While Draper is making his Indian Wells debut — "It's a tournament I've been watching since I was really young. It's fulfilled all my expectations of how good it would be," he said — Murray is competing in the desert for the 15th time, his best result a final run in 2009 (l. to Nadal). Before the event, 46-time-time tour-level champ Murray singled out the BNP Paribas Open trophy as the one he most covets among those he has yet to win. On the opposite end of his career, Draper is seeking his first ATP Tour title this week.

Ahead of one of the biggest matches of his young tennis life, Draper can take some comfort from his many hitting sessions with Murray, as well as the pair's matchup at the Battle of the Brits last December, an exhibition tournament played in Aberdeen. Murray won that match by the slimmest of margins in a Match Tie-break, after which the pair shared a warm embrace.
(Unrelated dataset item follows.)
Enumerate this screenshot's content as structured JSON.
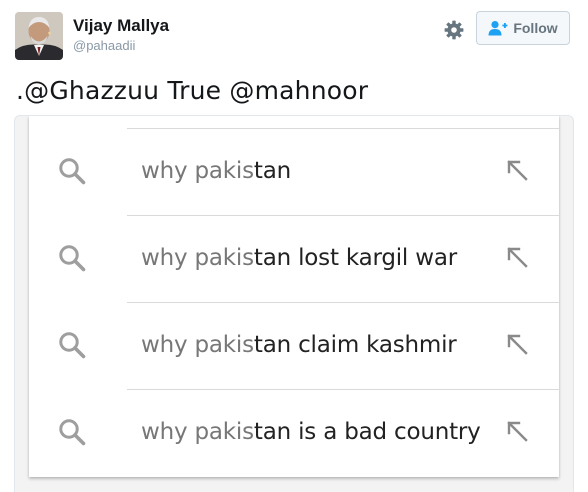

"I kind of felt like it was good to play Andy in a couple of sets," Draper reflected. "But for one thing, it was an exhibition, that match. And also at the same time, we'd just come off the back off preseason, so we were both pretty tired from putting a lot of work in.

"But I expect the match on Monday to be an extremely tricky one. He's come through a lot of matches recently, he's playing with confidence and I think his body's in a really good place as well at the moment."

Murray has won all seven deciding sets he's played this season, saving a mountain of match points along the way. He notched his first straight-sets win of the year against Albot.

Adding just a bit of extra spice to Monday's marquee matchup: The winner will end the day ahead of the other in the Pepperstone ATP Live Rankings, just outside the Top 40.

Did You Know?
Late last year, Draper hit with YouTube star and aspiring pro Felix Mischker, who is chronicling his journey to his first Pepperstone ATP Rankings point on his channel. Mischker documented their session in a YouTube video that has 159,000 views and counting.

"I found out I was hitting with him and then he asked if he could film the session. It was really good to get to know him a little bit more," Draper said of the 19-year-old Briton.

"He's got obviously the channel on YouTube which I think is really good. That shows tennis in a bit of a different way. A lot of times you see tennis from the highest echelons. But at the same time, people sometimes don't really appreciate the journey of an aspiring pro and what that's like. It's really difficult, financially, working day in day out, playing the Futures. 

"It's not all strawberries and cream; it's really difficult out there. I think it shows it a little bit from that perspective and I think he does a really good job of shining a light on that aspect and I think he's a really popular kid on there. It was good to play with him and he's a really nice guy."